Understanding your threat landscape is extremely important in modern environments, and can dramatically affect the success of a red teaming engagement and the cost associated with it.

Join Damian Grace and Simon Treadaway in a collaborative workshop that will explain the whats and hows of red teaming in a practical, jargon-free environment.Attendees will work through the following:

  • Map out the possible threat vectors and attack scenarios that need to be considered when red teaming
  • Build a comprehensive framework to evaluate your environment against the vast array of daily attacks
  • Highlight specific ways to defend against common red team attacks

The key outcomes of this workshop include a solid understanding of red teaming as a practice and a framework for making decisions regarding what’s most important to your organisation.

This workshop is specifically targeted at a managerial level and no deep technical skills are required.

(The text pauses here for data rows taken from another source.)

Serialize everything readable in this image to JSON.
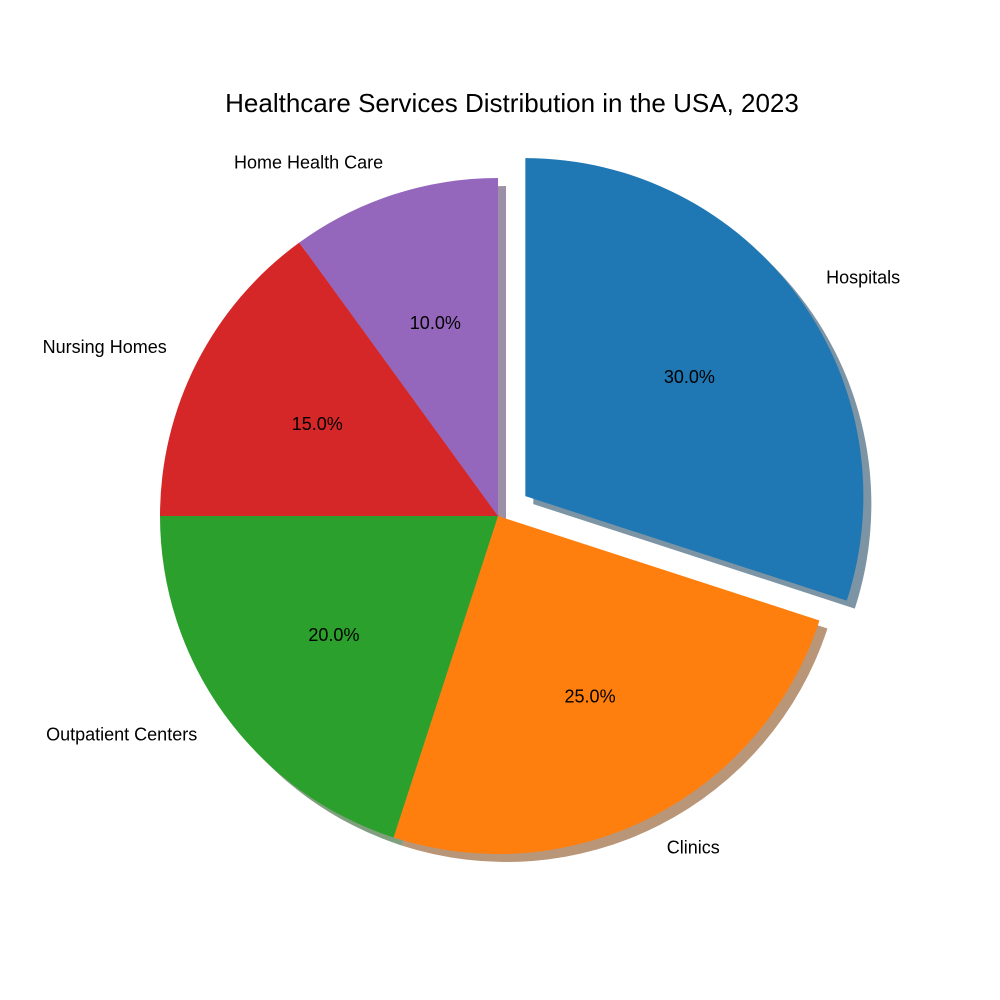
{
  "chart_data": {
    "type": "pie",
    "title": "Healthcare Services Distribution in the USA, 2023",
    "labels": [
      "Hospitals",
      "Clinics",
      "Outpatient Centers",
      "Nursing Homes",
      "Home Health Care"
    ],
    "values": [
      30,
      25,
      20,
      15,
      10
    ],
    "percent_labels": [
      "30.0%",
      "25.0%",
      "20.0%",
      "15.0%",
      "10.0%"
    ],
    "colors": [
      "#1f77b4",
      "#ff7f0e",
      "#2ca02c",
      "#d62728",
      "#9467bd"
    ],
    "exploded": [
      true,
      false,
      false,
      false,
      false
    ],
    "shadow": true,
    "start_angle_deg": 90,
    "direction": "clockwise"
  }
}
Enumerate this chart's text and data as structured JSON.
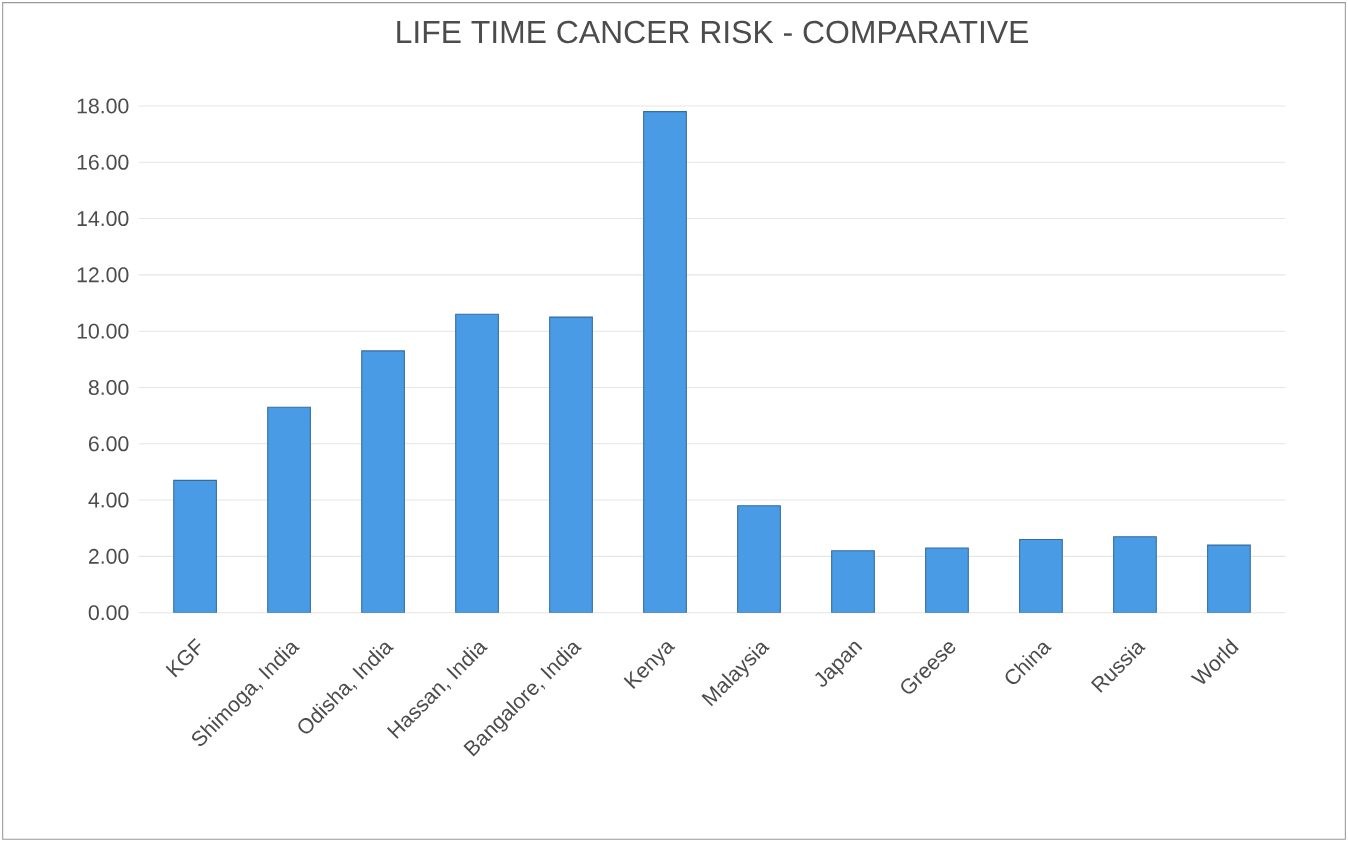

Mark Hofman is a director and founder of Shearwater Solutions and has over 25 years’ experience in ICT Security. He has worked for both private industry and government and has provided a wide range of information security consulting services to numerous organisations, including the financial sector, private sector, and government. Mark is currently a certified instructor for the SANS Institute. He has trained and lectured internationally, and is a handler for the Internet Storm Center.
Damian Grace is a director at Shearwater, a pure play cyber security organisation founded in 2003. He has also led the Ethical Hacking division at Shearwater for over 8 years before founding Phriendly Phishing, a pioneering phishing awareness training and simulation solution and the only Australian product of its kind.

Damian is passionate about making security awareness education effective and accessible to everyday Australians. He has used his extensive experience in ethical hacking, phishing assessments, user education and business consulting in the development of Phriendly Phishing. The training is now deployed to hundreds of thousands of users across organisations of all sizes.

Damian is a regular public speaker in the security industry and was part of Austrade’s Landing Pad in Israel for Fintech and Cyber Security startups, which he attended last year.